Metadata-Version: 2.1
Name: tbev
Version: 0.1.2
Summary: Embedding Visualizer Using Tensorboard
Home-page: https://github.com/Backalla/tbev
Author: Tushar Pawar
Author-email: gmail@tusharpawar.com
License: UNKNOWN
Platform: UNKNOWN
Classifier: Programming Language :: Python :: 3
Classifier: Operating System :: OS Independent
Description-Content-Type: text/markdown
Requires-Dist: colorama
Requires-Dist: docopt

# TensorBoard Embedding Visualizer

![DEMO](https://github.com/Backalla/tbev/blob/master/media/tbev.gif)

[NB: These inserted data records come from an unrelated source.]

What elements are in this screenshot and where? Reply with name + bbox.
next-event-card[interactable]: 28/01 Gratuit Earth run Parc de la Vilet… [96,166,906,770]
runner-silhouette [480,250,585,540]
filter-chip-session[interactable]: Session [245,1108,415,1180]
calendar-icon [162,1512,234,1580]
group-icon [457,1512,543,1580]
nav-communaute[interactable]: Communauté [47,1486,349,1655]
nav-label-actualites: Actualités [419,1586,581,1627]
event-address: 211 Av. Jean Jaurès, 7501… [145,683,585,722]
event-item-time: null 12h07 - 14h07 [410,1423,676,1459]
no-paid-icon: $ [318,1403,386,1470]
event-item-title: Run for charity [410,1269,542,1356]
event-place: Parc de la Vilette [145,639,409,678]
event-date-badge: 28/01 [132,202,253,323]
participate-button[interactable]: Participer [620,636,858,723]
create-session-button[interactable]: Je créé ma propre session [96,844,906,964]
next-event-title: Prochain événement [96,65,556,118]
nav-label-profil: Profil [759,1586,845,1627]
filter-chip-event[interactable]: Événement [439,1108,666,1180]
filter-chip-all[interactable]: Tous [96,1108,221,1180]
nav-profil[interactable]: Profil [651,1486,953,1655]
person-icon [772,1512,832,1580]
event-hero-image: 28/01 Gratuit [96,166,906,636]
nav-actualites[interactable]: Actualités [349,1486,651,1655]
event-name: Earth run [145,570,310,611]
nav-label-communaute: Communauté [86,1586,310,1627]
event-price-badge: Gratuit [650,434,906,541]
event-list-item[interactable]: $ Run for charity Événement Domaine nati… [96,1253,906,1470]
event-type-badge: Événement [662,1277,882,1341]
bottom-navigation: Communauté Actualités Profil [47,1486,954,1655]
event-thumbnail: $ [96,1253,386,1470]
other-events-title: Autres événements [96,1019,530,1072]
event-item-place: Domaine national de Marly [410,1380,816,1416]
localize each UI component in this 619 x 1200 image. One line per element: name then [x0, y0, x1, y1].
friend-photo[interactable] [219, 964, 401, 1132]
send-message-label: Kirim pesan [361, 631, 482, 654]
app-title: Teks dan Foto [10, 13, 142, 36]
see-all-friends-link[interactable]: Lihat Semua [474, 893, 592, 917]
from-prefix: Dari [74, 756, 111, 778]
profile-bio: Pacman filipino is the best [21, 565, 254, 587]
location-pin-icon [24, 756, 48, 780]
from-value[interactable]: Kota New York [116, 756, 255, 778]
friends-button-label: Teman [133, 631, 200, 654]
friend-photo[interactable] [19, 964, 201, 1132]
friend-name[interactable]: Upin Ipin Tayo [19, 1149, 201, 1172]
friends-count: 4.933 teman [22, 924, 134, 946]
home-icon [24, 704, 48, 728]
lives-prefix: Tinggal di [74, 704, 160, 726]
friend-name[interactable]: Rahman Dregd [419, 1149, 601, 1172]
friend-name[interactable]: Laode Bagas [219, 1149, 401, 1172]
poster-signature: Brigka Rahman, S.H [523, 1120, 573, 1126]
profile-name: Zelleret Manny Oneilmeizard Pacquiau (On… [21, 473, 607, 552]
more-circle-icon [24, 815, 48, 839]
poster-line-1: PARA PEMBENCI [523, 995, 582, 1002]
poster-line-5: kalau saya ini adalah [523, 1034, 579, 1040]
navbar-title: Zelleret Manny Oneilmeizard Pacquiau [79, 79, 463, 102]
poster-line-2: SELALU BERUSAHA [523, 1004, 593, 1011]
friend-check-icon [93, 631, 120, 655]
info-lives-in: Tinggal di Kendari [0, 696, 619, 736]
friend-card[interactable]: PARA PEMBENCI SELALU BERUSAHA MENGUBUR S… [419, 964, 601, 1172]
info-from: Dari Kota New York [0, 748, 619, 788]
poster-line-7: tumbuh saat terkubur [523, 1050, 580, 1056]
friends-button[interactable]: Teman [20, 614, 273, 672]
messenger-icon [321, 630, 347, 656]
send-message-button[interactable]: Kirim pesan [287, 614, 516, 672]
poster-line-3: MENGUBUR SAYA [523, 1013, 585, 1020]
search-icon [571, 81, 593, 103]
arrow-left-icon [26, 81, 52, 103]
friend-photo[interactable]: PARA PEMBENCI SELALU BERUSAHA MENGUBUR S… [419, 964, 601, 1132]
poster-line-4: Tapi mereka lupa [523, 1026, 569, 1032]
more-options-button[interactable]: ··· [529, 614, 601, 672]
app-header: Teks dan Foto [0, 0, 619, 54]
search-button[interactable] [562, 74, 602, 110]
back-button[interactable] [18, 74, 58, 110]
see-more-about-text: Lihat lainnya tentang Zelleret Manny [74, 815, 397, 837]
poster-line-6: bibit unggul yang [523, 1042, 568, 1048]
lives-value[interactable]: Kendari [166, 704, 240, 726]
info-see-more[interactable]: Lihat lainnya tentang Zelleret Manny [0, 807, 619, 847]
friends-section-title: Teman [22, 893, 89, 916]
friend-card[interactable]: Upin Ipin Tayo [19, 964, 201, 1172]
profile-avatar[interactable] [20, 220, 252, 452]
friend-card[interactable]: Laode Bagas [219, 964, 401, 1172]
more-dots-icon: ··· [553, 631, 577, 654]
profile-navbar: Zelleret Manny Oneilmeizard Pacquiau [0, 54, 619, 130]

As the name suggests, this tool is made for visualizing high dimensional embeddings into 3D space using TensorBoard Projector tool. It performs PCA and also has an option for T-SNE for doing dimensionality reduction. All you have to do is provide you embeddings data and its corresponding labels and optionally images(paths) in pickle format as a dictionary. The structure of this dictionary is explained below. 

## Getting Started

#### Requirement
- Python3
- Tensorflow > 1.4

#### Install
Install this tool using pip with the following command.  
`pip install tbev`  
Upgrade to the latest version by using the `--upgrade` flag  
This will be installed as a command line tool and you can simply run `tbev` in you command line to get started.

#### Usage

```
Usage:
    tbev demo 
    tbev <pickle_file> [--logdir=<path>]

Options:
    -h --h    Show help screen
    --logdir=<path>  Location to store log files [default: ./logs/]
```
tbev <pickle_file> [--logdir=<path>]
You will need to pass your embeddings in form of a pickle file. The pickle file should contain a dictionary in the following format.
```
{
    "embedding":2D matrix of shape [m embeddings, n dimensions],
    "labels":{
        "label1": List of shape (m,), A label for each embedding,
        "label2": List of shape (m,), A label for each embedding,
        You can put as many labels as you want.
    },
    "sprite_paths":(Optional) List of shape (m,), A path to image to be shown in tensorboard.
}
```

Save this dictionary into a pickle file and use the command `tbev <pickle_file> [--logdir=<path>]`  
This will create a ./logs folder by default where it will store the checkpoints file. You can optionally mention your own name for storing the logs using the --logdir option. If everything works out well. It will start the tensorboard server for you. 

#### Tensorboard
After the Tensorboard is started, it will show you the local URL to view the tensorboard. By default it is `localhost:6006`.